La loi du 08 août 2016, dite "Loi travail", et le décret du 27 décembre 2016 relatif à la "modernisation de la médecine du travail" modifient les modalités de surveillance de l'état de santé des salariés.

Confirmation des missions des SSTI au service d'une stratégie globale de prévention.

 

Rappel des points clés de ces évolutions, applicables depuis le 1er janvier 2017.

  • Un rôle renforcé pour le médecin du travail, au coeur du dispositif de prévention

Le médecin du travail a désormais la liberté de fixer les modalités et la périodicité du suivi de l'état de santé des salariés. Cette évolution cohérente permet d'adapter la surveillance de chaque salarié en fonction de son âge, de son poste de travail, de son environnement professionnel et de son état de santé. Qui plus est, le médecin du travail demeure accessible à tout moment, à la demande du salarié ou de l'employeur.

Les actions en entreprise, de conseil, de repérage, d'aide à l'évaluation des risques se déploient, sous l'autorité du médecin du travail entouré d'une équipe pluridisciplinaire.

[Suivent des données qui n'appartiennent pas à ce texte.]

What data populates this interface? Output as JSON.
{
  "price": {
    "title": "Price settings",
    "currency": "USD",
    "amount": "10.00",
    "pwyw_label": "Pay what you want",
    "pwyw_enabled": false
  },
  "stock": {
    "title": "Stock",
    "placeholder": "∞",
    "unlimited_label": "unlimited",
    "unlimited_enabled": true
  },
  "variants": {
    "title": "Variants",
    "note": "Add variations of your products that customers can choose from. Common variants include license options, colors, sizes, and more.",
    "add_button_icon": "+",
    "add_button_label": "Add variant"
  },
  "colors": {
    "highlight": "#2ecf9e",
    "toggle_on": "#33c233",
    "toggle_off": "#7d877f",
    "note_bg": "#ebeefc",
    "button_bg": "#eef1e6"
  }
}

  • Dès l'embauche, tous les salariés sont pris en charge par un professionnel de santé

Chaque salarié non exposé à des risques particuliers (Suivi individuel - SI) bénéficie d'une Visite d'Information et de Prévention (VIP), réalisée par un professionnel de santé (médecin du travail, médecin collaborateur, infirmier en santé au travail). Cette VIP, donnant lieu à la délivrance d'une attestation, doit être réalisée dans un délai qui n'excède pas trois mois à compter de la prise effective du poste de travail.

Pour les travailleurs de nuit et les jeunes de moins de 18 ans, ainsi que pour les travailleurs exposés aux agents biologiques pathogènes catégorie 2 ou aux champs électromagnétiques, elle doit avoir lieu avant la prise de poste.

Ces dispositions s'appliquent à compter du prochain rendez-vous prévu en 2017 avec votre service de santé au travail.

La Visite d'Information et de Prévention (VIP) a pour objectif de : 

  • Interroger le salarié sur son état de santé,
  • L'informer sur les risques éventuels auxquels l'expose son poste de travail,
  • Le sensibiliser sur les moyens de prévention à mettre en oeuvre,
  • Identifier si son état de santé ou les risques auxquels il est exposé nécessitent une orientation vers le médecin du travail.
  • Chaque salarié est suivi par un professionnel de santé avec une périodicité adaptée à sa situation

Il ne peut pas s'écouler plus de 2 ans entre deux rendez-vous avec un professionnel de santé au travail, si des risques particuliers sont identifiés et plus de 5 ans dans les autres cas. La périodicité est adaptée sur décision du médecin du travail en fonction de l'âge, de l'état de santé et des risques du poste.

La périodicité des travailleurs handicapés, des travailleurs qui déclarent être titulaires d'une pension d'invalidité et des travailleurs de nuit mentionnés à l'art L.3122-5, ne peut pas excéder une durée de 3 ans.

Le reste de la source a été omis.